To give you an idea of the lack of attention to suitability petitions that are used to make a minor change in the NDA product, according to the FDA website, the suitability tracking list (here) was last updated in 2015. These petitions can be used by firms to request changes in dosage form, strength, route of administration (none ever approved for this change), or a change in active ingredient in a combination product where the proposed changed ingredient is of the same therapeutic class and there is a known equipotent dose relationship between the ingredients (i.e,. codeine phosphate and hydrocodone bitartrate mg/mg ratio of 1 to 6). The FDA is required to approve the petition if the proposed change does not raise question of safety or efficacy and there are no clinical trials necessary to support approval.

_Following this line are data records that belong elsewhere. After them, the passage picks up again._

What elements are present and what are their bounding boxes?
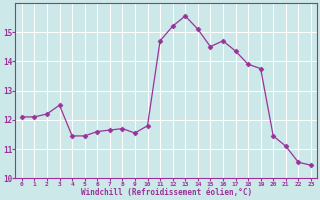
- X-axis label: Windchill (Refroidissement éolien,°C): Windchill (Refroidissement éolien,°C): [81, 188, 252, 197]
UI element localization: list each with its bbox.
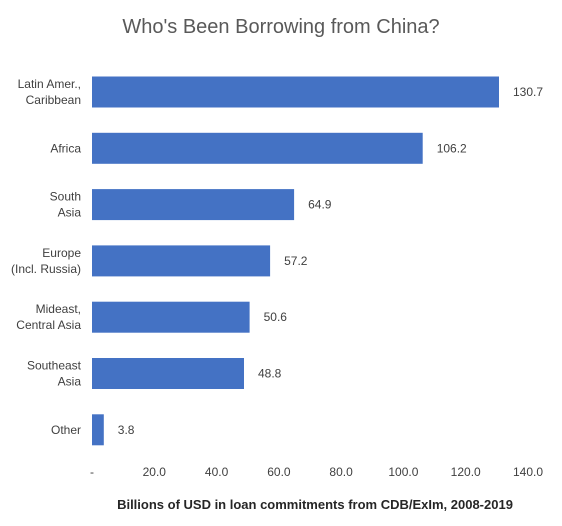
- y-tick-label: Caribbean: [26, 93, 81, 107]
- bar: [92, 132, 423, 164]
- data-label: 106.2: [437, 141, 467, 155]
- data-label: 3.8: [118, 423, 135, 437]
- y-tick-label: Asia: [58, 206, 82, 220]
- bar: [92, 414, 104, 446]
- y-tick-label: Southeast: [27, 359, 82, 373]
- y-tick-label: Africa: [50, 141, 81, 155]
- x-tick-label: 100.0: [388, 465, 418, 479]
- bar: [92, 76, 499, 108]
- data-label: 64.9: [308, 198, 332, 212]
- bar: [92, 301, 250, 333]
- chart-title: Who's Been Borrowing from China?: [122, 16, 440, 38]
- x-tick-label: 40.0: [205, 465, 229, 479]
- x-tick-label: 140.0: [513, 465, 543, 479]
- data-label: 50.6: [264, 310, 288, 324]
- x-tick-label: -: [90, 465, 94, 479]
- bar: [92, 189, 295, 221]
- y-tick-label: (Incl. Russia): [11, 262, 81, 276]
- data-label: 130.7: [513, 85, 543, 99]
- y-tick-label: Central Asia: [16, 318, 81, 332]
- y-tick-label: Mideast,: [36, 302, 81, 316]
- y-tick-label: South: [50, 190, 81, 204]
- y-tick-label: Europe: [42, 246, 81, 260]
- y-tick-label: Other: [51, 423, 81, 437]
- x-axis-title: Billions of USD in loan commitments from…: [117, 497, 513, 512]
- bar: [92, 358, 244, 389]
- x-tick-label: 120.0: [451, 465, 481, 479]
- data-label: 48.8: [258, 367, 282, 381]
- bar: [92, 245, 271, 277]
- x-tick-label: 60.0: [267, 465, 291, 479]
- y-tick-label: Asia: [58, 375, 82, 389]
- x-tick-label: 20.0: [143, 465, 167, 479]
- y-tick-label: Latin Amer.,: [18, 77, 81, 91]
- x-tick-label: 80.0: [329, 465, 353, 479]
- data-label: 57.2: [284, 254, 308, 268]
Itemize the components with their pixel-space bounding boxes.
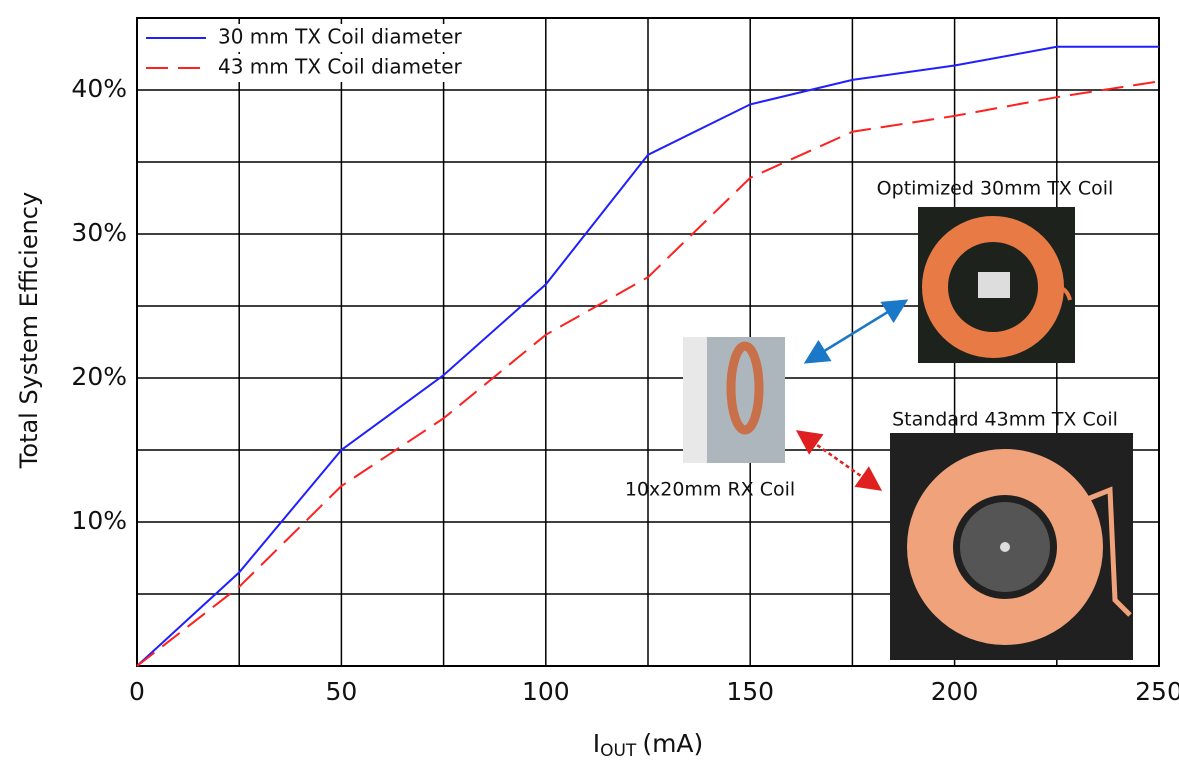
- annotation: 10x20mm RX Coil: [625, 479, 795, 501]
- x-axis-label-main: I: [593, 729, 600, 758]
- x-axis-label-unit: (mA): [642, 729, 703, 758]
- arrow-blue: [808, 302, 904, 361]
- x-tick-label: 100: [522, 677, 570, 706]
- x-tick-label: 150: [726, 677, 774, 706]
- x-axis-label: IOUT(mA): [593, 729, 704, 761]
- photo-standard-coil: [890, 433, 1133, 660]
- x-tick-label: 200: [931, 677, 979, 706]
- photo-rx-coil: [683, 337, 785, 463]
- chart: Total System Efficiency IOUT(mA) 0 50 100 1…: [0, 0, 1179, 766]
- legend-label: 43 mm TX Coil diameter: [218, 55, 463, 79]
- photo-optimized-coil: [918, 207, 1075, 363]
- x-tick-label: 0: [129, 677, 145, 706]
- y-axis-label: Total System Efficiency: [15, 192, 43, 469]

I will say that we did detect some movement on a few petitions lately but have not seen any final actions. The revised MaPP 5240.5 Rev.2, can be found here. It was originally issued in August 2013 with its second revision coming in August 2018. Revision 2 is now operative and lays out the internal procedures, in excruciating detail, as to how these petitions are handled and their circuitous route thought CDER they must take before a decision is reached and a final action is taken.
For the most part, firms had given up on the 505(j)(2)(C) petition because the petitions, once submitted, just fell into a black hole and instead firms decided in many instances to submit 505(b)(2) applications for the same changes. This is not how the system was supposed to work but, like a famous politician that shall remain nameless said, “it is what it is!”. Now all FDA has to do is execute the MaPP and get the backlog of petitions (that we estimate to be in the neighborhood of 150-250 [we can’t really say for certain because the list is over 5 years old]) reviewed and take a final action.